All our syntactic analysis pipelines are compatible with the Universal Dependencies v2 framework. Here we briefly introduce our models and their usage; for full details on the creation of these models and their evaluation, please check out our biomedical models description paper.
⚒️ For a quick introduction on how to download and use these models, please visit the Biomedical Models Download & Usage page.
Biomedical & Clinical Syntactic Analysis Pipelines
The following table lists the syntactic analysis pipelines currently offered in Stanza. You can find more information about the POS tags, morphological features, and syntactic relations used on the Universal Dependencies website.
Table Notes
- Package Name: this column lists the “keyword” that’s needed to download this model and construct the pipeline. See usage for more details.
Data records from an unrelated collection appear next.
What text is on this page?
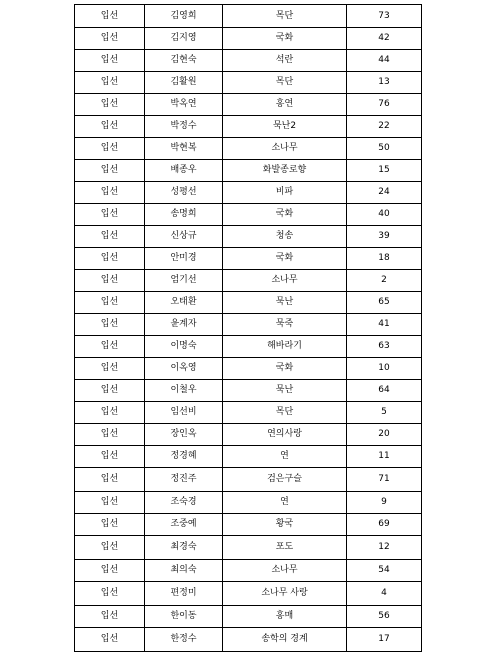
입선	김영희	목단	73
입선	김지영	국화	42
입선	김현숙	석란	44
입선	김활원	목단	13
입선	박옥연	홍연	76
입선	박정수	묵난2	22
입선	박현복	소나무	50
입선	배종우	화발종로향	15
입선	성평선	비파	24
입선	송명희	국화	40
입선	신상규	청송	39
입선	안미경	국화	18
입선	엄기선	소나무	2
입선	오태환	묵난	65
입선	윤계자	묵죽	41
입선	이명숙	해바라기	63
입선	이옥영	국화	10
입선	이철우	묵난	64
입선	임선비	목단	5
입선	장인옥	연의사랑	20
입선	정경혜	연	11
입선	정진주	검은구슬	71
입선	조숙경	연	9
입선	조중예	황국	69
입선	최경숙	포도	12
입선	최의숙	소나무	54
입선	편정미	소나무 사랑	4
입선	한이동	홍매	56
입선	한정수	송학의 경계	17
- New Tokenization: this column lists whether the pipeline is compatible with the new UD-friendly tokenization or not. The most notable difference is that in new tokenization, hyphenated words are split into multiple tokens (e.g.,
up-regulation
will be tokenized into three partsup - regulation
); whereas in old tokenization hyphenated words are kept as a whole. - Source Corpora: this column describes the genres and domains of text that the training corpora of a particular model have.
Category | Treebank | Package Name | New Tokenization | Source Corpora | Treebank Doc |
---|---|---|---|---|---|
Bio | CRAFT | craft | Yes | Full-text biomedical articles related to the Mouse Genome Informatics database; general English Web Treebank. | CRAFT homepage |
GENIA | genia | No | PubMed abstracts related to “human”, “blood cells”, and “transcription factors”. | GENIA homepage | |
Clinical | MIMIC | mimic | Yes | All types of MIMIC-III clinical notes; general English Web Treebank. | MIMIC-III homepage |
Biomedical & Clinical NER Models
The following table lists all biomedical and clinical NER models supported by Stanza, pretrained on the corresponding NER datasets.
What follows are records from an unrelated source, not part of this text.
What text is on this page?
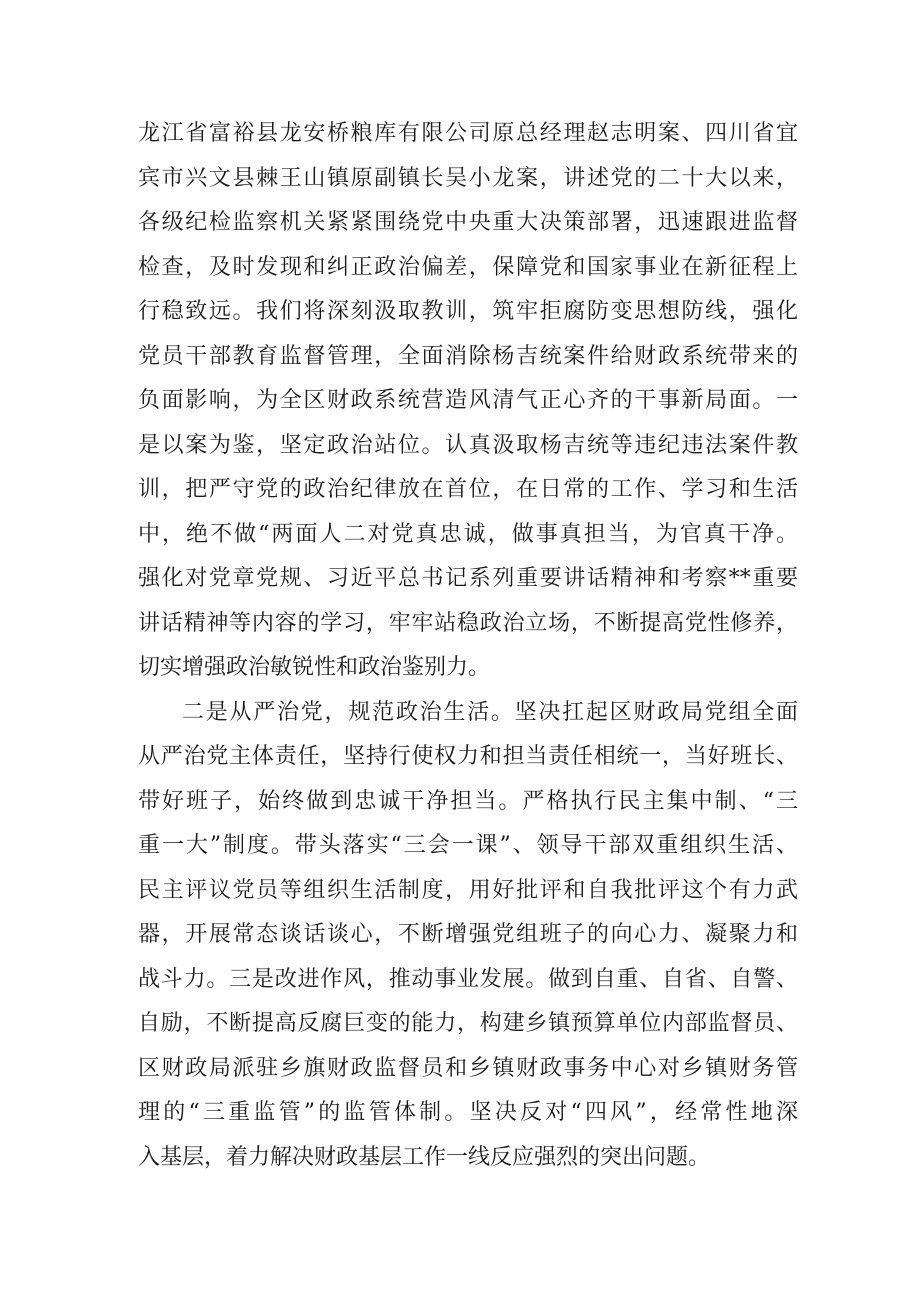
龙江省富裕县龙安桥粮库有限公司原总经理赵志明案、四川省宜
宾市兴文县棘王山镇原副镇长吴小龙案，讲述党的二十大以来，
各级纪检监察机关紧紧围绕党中央重大决策部署，迅速跟进监督
检查，及时发现和纠正政治偏差，保障党和国家事业在新征程上
行稳致远。我们将深刻汲取教训，筑牢拒腐防变思想防线，强化
党员干部教育监督管理，全面消除杨吉统案件给财政系统带来的
负面影响，为全区财政系统营造风清气正心齐的干事新局面。一
是以案为鉴，坚定政治站位。认真汲取杨吉统等违纪违法案件教
训，把严守党的政治纪律放在首位，在日常的工作、学习和生活
中，绝不做“两面人二对党真忠诚，做事真担当，为官真干净。
强化对党章党规、习近平总书记系列重要讲话精神和考察**重要
讲话精神等内容的学习，牢牢站稳政治立场，不断提高党性修养，
切实增强政治敏锐性和政治鉴别力。
二是从严治党，规范政治生活。坚决扛起区财政局党组全面
从严治党主体责任，坚持行使权力和担当责任相统一，当好班长、
带好班子，始终做到忠诚干净担当。严格执行民主集中制、“三
重一大”制度。带头落实“三会一课”、领导干部双重组织生活、
民主评议党员等组织生活制度，用好批评和自我批评这个有力武
器，开展常态谈话谈心，不断增强党组班子的向心力、凝聚力和
战斗力。三是改进作风，推动事业发展。做到自重、自省、自警、
自励，不断提高反腐巨变的能力，构建乡镇预算单位内部监督员、
区财政局派驻乡旗财政监督员和乡镇财政事务中心对乡镇财务管
理的“三重监管”的监管体制。坚决反对“四风”，经常性地深
入基层，着力解决财政基层工作一线反应强烈的突出问题。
Category | Corpus | Package Name | Supported Entity Types |
---|---|---|---|
Bio | AnatEM | anatem | ANATOMY |
BC5CDR | bc5cdr | CHEMICAL , DISEASE | |
BC4CHEMD | bc4chemd | CHEMICAL | |
BioNLP13CG | bionlp13cg | 16 types in Cancer Genetics (* see below for a full list) | |
JNLPBA | jnlpba | PROTEIN , DNA , RNA , CELL_LINE , CELL_TYPE | |
Linnaeus | linnaeus | SPECIES | |
NCBI-Disease | ncbi_disease | DISEASE | |
S800 | s800 | SPECIES | |
Clinical | i2b2-2010 | i2b2 | PROBLEM , TEST , TREATMENT |
Radiology | radiology | ANATOMY , OBSERVATION , ANATOMY_MODIFIER , OBSERVATION_MODIFIER , UNCERTAINTY |
- The 16 entity types in the BioNLP13CG model include:
AMINO_ACID
,ANATOMICAL_SYSTEM
,CANCER
,CELL
,CELLULAR_COMPONENT
,DEVELOPING_ANATOMICAL_STRUCTURE
,GENE_OR_GENE_PRODUCT
,IMMATERIAL_ANATOMICAL_ENTITY
,MULTI-TISSUE_STRUCTURE
,ORGAN
,ORGANISM
,ORGANISM_SUBDIVISION
,ORGANISM_SUBSTANCE
,PATHOLOGICAL_FORMATION
,SIMPLE_CHEMICAL
,TISSUE
.
Besides these datasets, all NER models in Stanza are augmented with pretrained character-level language models for improved accuracy. For the bio NER models, the language models are pretrained on the publicly available PubMed abstracts; for the clinical NER models, the language models are pretrained on the clinical notes from the publicly available MIMIC-III database.